Business managers have for long recognised the challenges of managing multiple business locations.

One such manager, Eric Bloom, who is the President of the American management-training firm; Manager Mechanics, has noted this points.  “No matter how widespread your organisation becomes, you need to work hard to retain team cohesion and the philosophy that everyone is on the same team regardless of where they work,” he says.

With multiple campuses under the same brand name, basic operations, processes, logistics, communication, supervision, and teamwork become difficult to ensure.

Prof. Mukiibi attempts to maintain consistence of standards by keeping a close relationship with all the campuses. He ensures that he addressing assemblies on a weekly basis at each campus. He also focuses on careful planning before opening a new campus. “If you don’t have a groundswell of support from parents and the community, it won’t go well. We spend a year on planning to make sure that’s all in place before a new school opens.”  Barbra Buyondo Ofwono the founder of Victorious Education Services says it is crucial to focus on quality assurance and ride on the founding virtues of the mother campus through recruiting the right people, establishing and maintain standards to make the expansion worth.

She however admits that such expansion comes with managerial challenges in terms of getting the right personnel who can share in the vision of expansion as well financial challenges as it takes long to pay off.

According to required government standards, each school must have an independent Board of Governors approved by the ministry, land, standard infrastructure such as classrooms, library, playground, skilled human resource and a curriculum that is in line with the Ministry.
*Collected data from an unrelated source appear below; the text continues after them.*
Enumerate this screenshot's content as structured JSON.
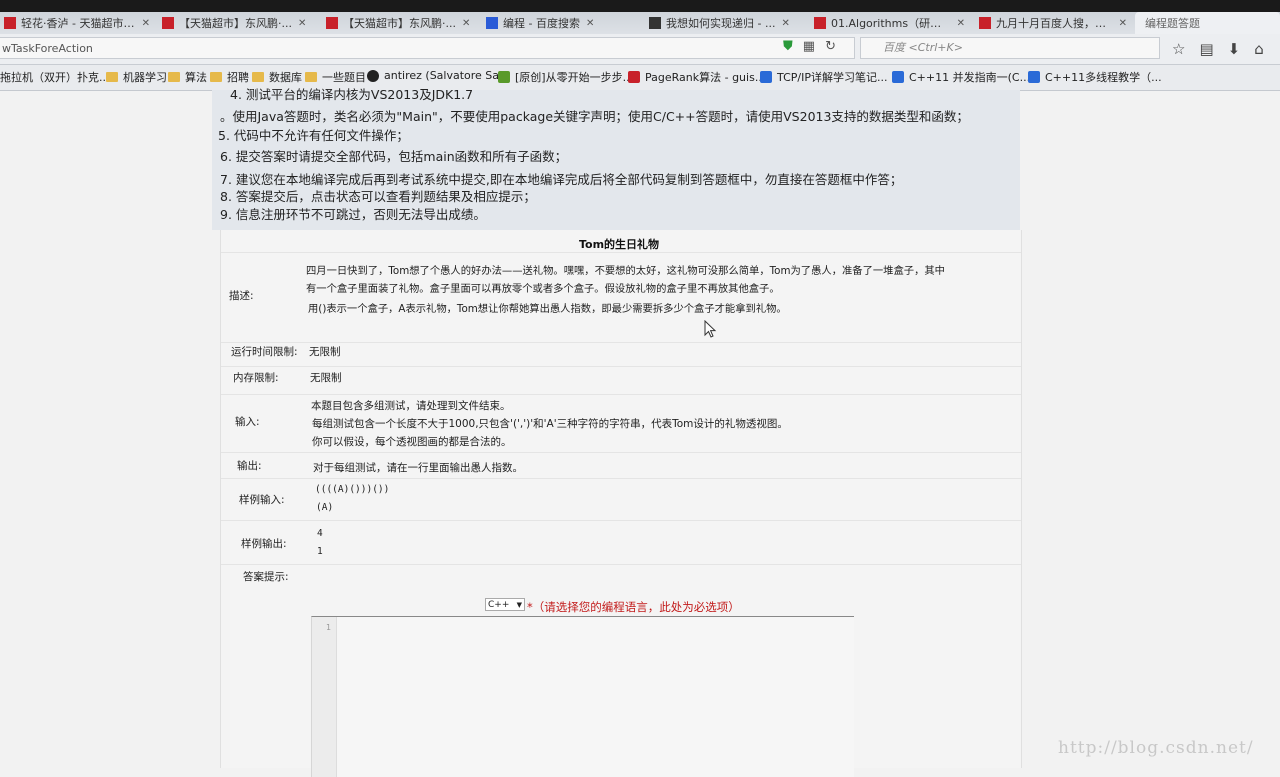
{
  "tabs": [
    {
      "label": "轻花·香泸 - 天猫超市 - ...",
      "color": "#c8212a"
    },
    {
      "label": "【天猫超市】东风鹏·...",
      "color": "#c8212a"
    },
    {
      "label": "【天猫超市】东风鹏·...",
      "color": "#c8212a"
    },
    {
      "label": "编程 - 百度搜索",
      "color": "#2a5bd7"
    },
    {
      "label": "我想如何实现递归 - ...",
      "color": "#333333"
    },
    {
      "label": "01.Algorithms（研究...",
      "color": "#c8212a"
    },
    {
      "label": "九月十月百度人搜，阿...",
      "color": "#c8212a"
    },
    {
      "label": "编程题答题",
      "color": "#888888"
    }
  ],
  "url": {
    "value": "wTaskForeAction"
  },
  "search": {
    "placeholder": "百度 <Ctrl+K>"
  },
  "bookmarks": [
    {
      "label": "拖拉机（双开）扑克...",
      "icon": "red-square"
    },
    {
      "label": "机器学习",
      "icon": "folder"
    },
    {
      "label": "算法",
      "icon": "folder"
    },
    {
      "label": "招聘",
      "icon": "folder"
    },
    {
      "label": "数据库",
      "icon": "folder"
    },
    {
      "label": "一些题目",
      "icon": "folder"
    },
    {
      "label": "antirez (Salvatore Sa...",
      "icon": "github"
    },
    {
      "label": "[原创]从零开始一步步...",
      "icon": "green-square"
    },
    {
      "label": "PageRank算法 - guis...",
      "icon": "csdn"
    },
    {
      "label": "TCP/IP详解学习笔记...",
      "icon": "blue-square"
    },
    {
      "label": "C++11 并发指南一(C...",
      "icon": "blue-square"
    },
    {
      "label": "C++11多线程教学（...",
      "icon": "blue-square"
    }
  ],
  "notice": [
    "4. 测试平台的编译内核为VS2013及JDK1.7",
    "。使用Java答题时，类名必须为\"Main\"，不要使用package关键字声明；使用C/C++答题时，请使用VS2013支持的数据类型和函数；",
    "5. 代码中不允许有任何文件操作；",
    "6. 提交答案时请提交全部代码，包括main函数和所有子函数；",
    "7. 建议您在本地编译完成后再到考试系统中提交,即在本地编译完成后将全部代码复制到答题框中，勿直接在答题框中作答；",
    "8. 答案提交后，点击状态可以查看判题结果及相应提示；",
    "9. 信息注册环节不可跳过，否则无法导出成绩。"
  ],
  "problem": {
    "title": "Tom的生日礼物",
    "desc_label": "描述:",
    "desc_lines": [
      "四月一日快到了，Tom想了个愚人的好办法——送礼物。嘿嘿，不要想的太好，这礼物可没那么简单，Tom为了愚人，准备了一堆盒子，其中",
      "有一个盒子里面装了礼物。盒子里面可以再放零个或者多个盒子。假设放礼物的盒子里不再放其他盒子。",
      "用()表示一个盒子，A表示礼物，Tom想让你帮她算出愚人指数，即最少需要拆多少个盒子才能拿到礼物。"
    ],
    "time_label": "运行时间限制:",
    "time_value": "无限制",
    "mem_label": "内存限制:",
    "mem_value": "无限制",
    "input_label": "输入:",
    "input_lines": [
      "本题目包含多组测试，请处理到文件结束。",
      "每组测试包含一个长度不大于1000,只包含'(',')'和'A'三种字符的字符串，代表Tom设计的礼物透视图。",
      "你可以假设，每个透视图画的都是合法的。"
    ],
    "output_label": "输出:",
    "output_value": "对于每组测试，请在一行里面输出愚人指数。",
    "sample_in_label": "样例输入:",
    "sample_in": [
      "((((A)()))())",
      "(A)"
    ],
    "sample_out_label": "样例输出:",
    "sample_out": [
      "4",
      "1"
    ],
    "hint_label": "答案提示:"
  },
  "editor": {
    "language": "C++",
    "required_note": "*（请选择您的编程语言，此处为必选项）",
    "line_number": "1"
  },
  "watermark": "http://blog.csdn.net/"
}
Dr. Livingstone Ddungu, the director of Naalya Schools understands these challenges.  “Yes, we are forward-looking, yet we enjoy a proud history and retain traditional values,” he says.  He says even after expanding across several campuses, they have maintained a consistent balance between offering high academic success and offering equal opportunity for every pupil regardless of the campus.

Disparity in results

Although performance in national examinations may not be an adequate measure of the success of the Naalya chain of schools, they show obvious disparities. For instance the 2013 UACE Statistics from the school indicate that Namugongo campus emerged with seven students scoring the top 20 points, the Bweyogerere campus had a higher figure with nine students scoring 20 points, while the newest Lugazi campus did not get any student with 20 points.
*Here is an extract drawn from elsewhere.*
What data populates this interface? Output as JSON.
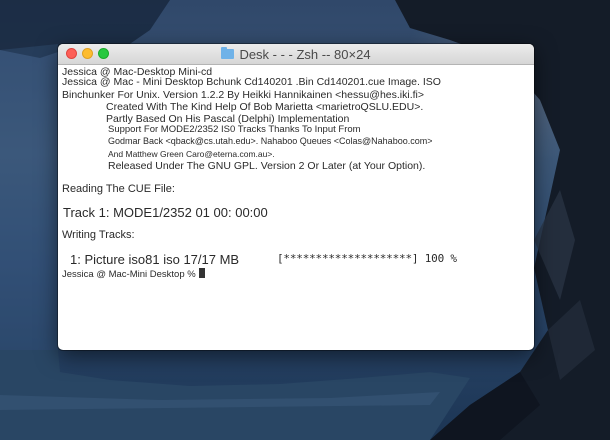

The Sir Apollo Kaggwa schools fared better in the Primary Leaving Examinations (PLE) with ranked Sir Apollo Kaggwa Nakasero and Mengo the highest performing campuses with over 95% of the students passing in Division One. The other campuses had slightly lower performance.

The disparity in results is a clear indicator of the managerial and supervisory challenges associated with multiple school campuses, says Tonny Mukasa Lusamba, the assistant commissioner for primary education at the Ministry of Education and Sports. He says high grades are a result of efforts by the school management, staff, students, and other stakeholders. That cannot be standardised across school campuses. He says absence of quality assurance is a big challenge for expanding schools.

“Parents can only build trust in the campus after ascertaining that it produces quality. This is added to the facilities at the different campuses and the staff,” he says. All these requirements are easier to ensure if a school expands at the same campus.